TURKEY: Pressure builds on foreign exchange

04 February 1994

The foreign exchange outlook remained bleak on 26 January, as MEED went to press, with banks and economists doubtful about the government's ability to contain a developing run on the lira. An early casualty has been Prime Minister Tansu Ciller's low interest rate policy.

Concerted action by the treasury and the central bank introduced some temporary calm into Turkish financial markets. The markets had been panicked into a run on the lira by the mid-January risk downgrading by the US agencies Moody's Investors Service and Standard & Poor's (MEED 28:1:94, page 35). But, by 26 January, the lira was on a downward slide again.

The lira slumped to its weakest interbank level of $1=TL 18,500 on 20 January, recovered to $1=TL 16,500 on 24 January, but slipped to a wide range of $1=TL 17,300-17,700 on the interbank markets a day later. Over the period, the lira lost 6.4 per cent of its dollar value, while the spread between interbank and official rates grew to 17 per cent.

The run was initially checked by high interest rates on treasury bill offerings, and short-term rates of up to 180 per cent from the central bank, which temporarily attracted excess liquidity away from foreign exchange. But the emergency moves made nonsense of seven previous cancellations of treasury bill issues when banks refused to fall in line with the treasury's drive to cut interest rates and translate its short-term borrowing burden into medium and long-term debt.

There is a limit to the extent to which the central bank can erode its reserves through market intervention, even though these still remain at record levels. It is becoming increasingly reluctant to do so, but its failure to mop up excess lira is likely to fuel a new speculative assault on the currency.

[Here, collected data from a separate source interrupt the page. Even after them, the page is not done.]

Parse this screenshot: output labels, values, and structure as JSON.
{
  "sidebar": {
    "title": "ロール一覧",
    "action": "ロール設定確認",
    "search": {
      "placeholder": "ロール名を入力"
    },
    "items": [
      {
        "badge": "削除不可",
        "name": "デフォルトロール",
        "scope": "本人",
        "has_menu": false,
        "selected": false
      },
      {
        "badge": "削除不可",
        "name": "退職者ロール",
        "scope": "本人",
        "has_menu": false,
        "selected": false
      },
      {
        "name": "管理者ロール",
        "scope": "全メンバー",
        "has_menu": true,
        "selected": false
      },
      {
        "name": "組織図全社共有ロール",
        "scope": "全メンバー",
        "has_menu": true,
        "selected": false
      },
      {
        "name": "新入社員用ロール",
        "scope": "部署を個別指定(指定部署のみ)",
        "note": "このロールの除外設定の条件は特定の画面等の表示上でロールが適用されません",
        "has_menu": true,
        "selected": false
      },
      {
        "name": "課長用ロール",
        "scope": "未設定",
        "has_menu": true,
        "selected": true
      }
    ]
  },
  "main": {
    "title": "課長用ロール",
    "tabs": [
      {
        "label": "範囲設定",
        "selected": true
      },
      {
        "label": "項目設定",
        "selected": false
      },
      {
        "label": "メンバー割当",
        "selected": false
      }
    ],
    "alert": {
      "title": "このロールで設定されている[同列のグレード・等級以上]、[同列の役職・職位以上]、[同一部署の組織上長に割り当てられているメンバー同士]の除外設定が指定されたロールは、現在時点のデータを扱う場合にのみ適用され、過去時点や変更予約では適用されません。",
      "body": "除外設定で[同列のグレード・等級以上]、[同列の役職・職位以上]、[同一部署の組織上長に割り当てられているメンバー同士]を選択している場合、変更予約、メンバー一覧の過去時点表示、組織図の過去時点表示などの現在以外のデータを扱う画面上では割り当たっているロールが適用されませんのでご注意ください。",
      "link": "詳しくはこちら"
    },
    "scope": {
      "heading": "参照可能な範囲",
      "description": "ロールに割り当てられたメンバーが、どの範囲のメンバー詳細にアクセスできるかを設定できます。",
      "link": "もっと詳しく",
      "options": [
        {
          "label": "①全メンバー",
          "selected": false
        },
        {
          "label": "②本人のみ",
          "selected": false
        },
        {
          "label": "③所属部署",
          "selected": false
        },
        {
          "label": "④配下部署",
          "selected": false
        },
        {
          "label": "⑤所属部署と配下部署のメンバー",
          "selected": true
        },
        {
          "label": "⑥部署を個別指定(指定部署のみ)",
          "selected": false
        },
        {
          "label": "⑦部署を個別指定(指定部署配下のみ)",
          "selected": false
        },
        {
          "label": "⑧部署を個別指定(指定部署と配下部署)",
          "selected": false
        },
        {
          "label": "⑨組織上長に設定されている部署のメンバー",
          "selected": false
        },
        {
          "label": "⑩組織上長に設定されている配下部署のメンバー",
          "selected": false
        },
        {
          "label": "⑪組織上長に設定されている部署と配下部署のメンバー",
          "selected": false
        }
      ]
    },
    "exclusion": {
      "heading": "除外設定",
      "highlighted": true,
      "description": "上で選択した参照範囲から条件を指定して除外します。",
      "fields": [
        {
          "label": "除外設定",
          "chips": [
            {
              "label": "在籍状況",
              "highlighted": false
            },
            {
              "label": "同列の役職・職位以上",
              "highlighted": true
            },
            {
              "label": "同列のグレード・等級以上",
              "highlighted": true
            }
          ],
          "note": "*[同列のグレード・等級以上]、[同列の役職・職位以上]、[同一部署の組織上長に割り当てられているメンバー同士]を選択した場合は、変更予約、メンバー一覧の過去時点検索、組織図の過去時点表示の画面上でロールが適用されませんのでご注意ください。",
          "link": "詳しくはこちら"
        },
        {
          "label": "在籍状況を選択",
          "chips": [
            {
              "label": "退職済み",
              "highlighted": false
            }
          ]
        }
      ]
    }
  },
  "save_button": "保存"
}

Soaring interest rates have also drawn funds away from the Istanbul stock exchange, where the index declined by 15.9 per cent between 23-25 January to close at 22,727.21.

International banks are adopting a wait-and-see attitude for the next three to four months. The downgrading had been expected, and was built into pricing for recent deals. 'The markets were already according Turkey a BB rating, which is where the agencies ended up,' says a banker. 'They were effectively reflecting market sentiments.' Market rates had been comparatively high and had lowered little since the Gulf crisis.

However, international banks are expected to re-evaluate the medium-term risk, resulting in a reduced role for Turkey in bank lending portfolios. Syndications will be more affected than bond issues. There was a flurry of trade-related syndications at the end of the year before the ratings verdicts were announced. A reduction in credit lines for facilities such as letters of credit has been most noticeable amongst German institutions, according to one banker.